Failed alcohol tax sets an example for government

Government officials give the same excuse whenever they want to raise taxes. They say the money will go into public works or social services. The desired outcome for tax increases is a measurable benefit to the majority at a small expense to the minority. But then there’s the reality of the situation, which is entirely different from the optimism behind tax hikes.

In 1990, the Florida Legislature passed a 3.3 percent tax on alcoholic beverages sold by the glass in bars and restaurants. According to the Lakeland Ledger, the tax money was supposed to go into a trust fund that supported a program “designed to prevent children and teens from developing substance abuse problems.” As well intended as that sounds, this was not to be the case.

The 21,646 Florida businesses affected by the tax complained. This is not to say it cost the businesses money – they just raised prices on customers to pay for it, as businesses always do.

However, the tax was still a burden due to the amount of time it took to calculate charges on a per-drink basis. It was “an expensive and cumbersome tax to collect,” according to Carol Dover, president of the Florida Restaurant and Lodging Association.

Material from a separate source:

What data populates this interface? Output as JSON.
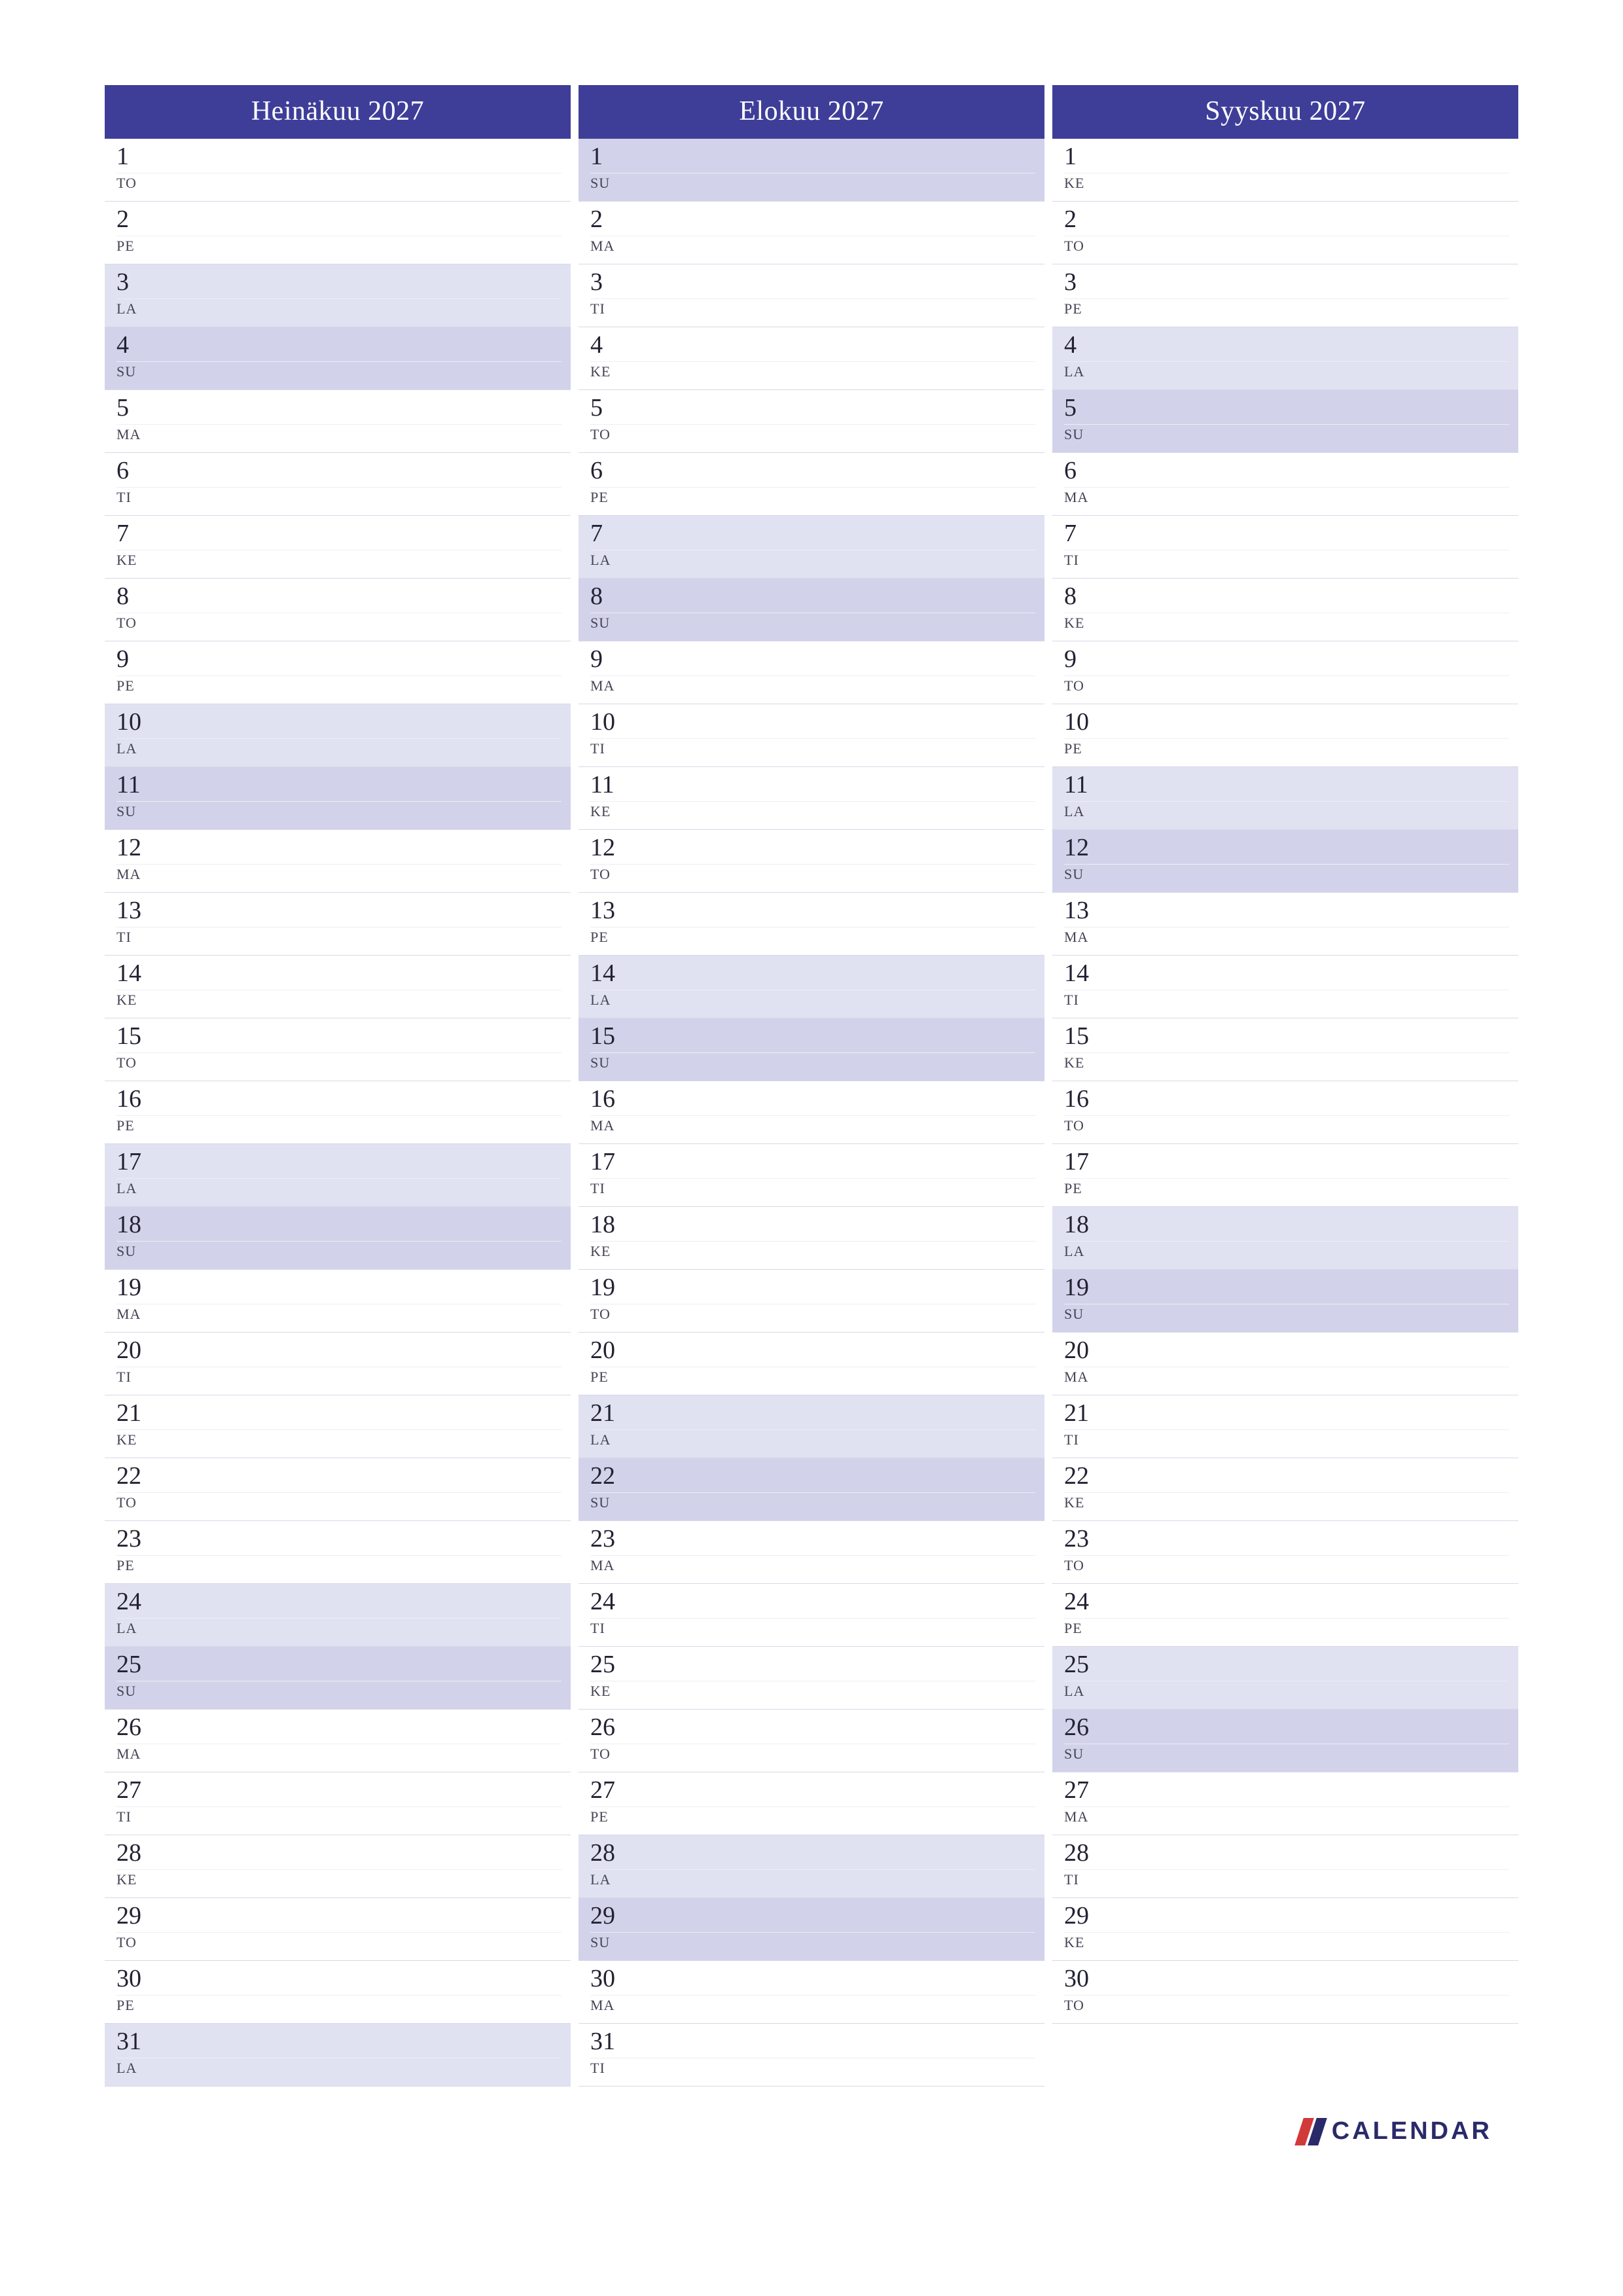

In fact, the tax was so expensive, it cost more to collect than the state would ever see in revenue – a phenomenon in economics addressed by the principle of a Laffer Curve.

In 2004, the Office of Program Policy Analysis and Government Accountability, an independent auditing organization that services the Legislature, recommended to Florida’s state government that the tax should be “repealed or modified.”

On July 1, 2007, according to the Ledger, the tax and the fund it benefited will be canceled. The state of Florida will continue to fund 95 percent of the existing program from other money.

A repeal won’t have much effect on the substance abuse prevention program the tax was originally intended to fund. Of the $50 million in revenue Florida received from the tax, only $12.5 million went to the program. After the tax is repealed, the state of Florida will still be the beneficiary of more alcohol tax money than 48 other states.

Certainly the tax had helpful intentions, but it failed. Frankly, “good intentions” are not a good way to govern. This is not to say that substance abuse prevention programs should not be funded. But they shouldn’t be funded by an organization – in this case, the government – which has a 75 percent overhead cost that taxpayers pay for.

Not to be pretentious, but there are more efficient ways to do things.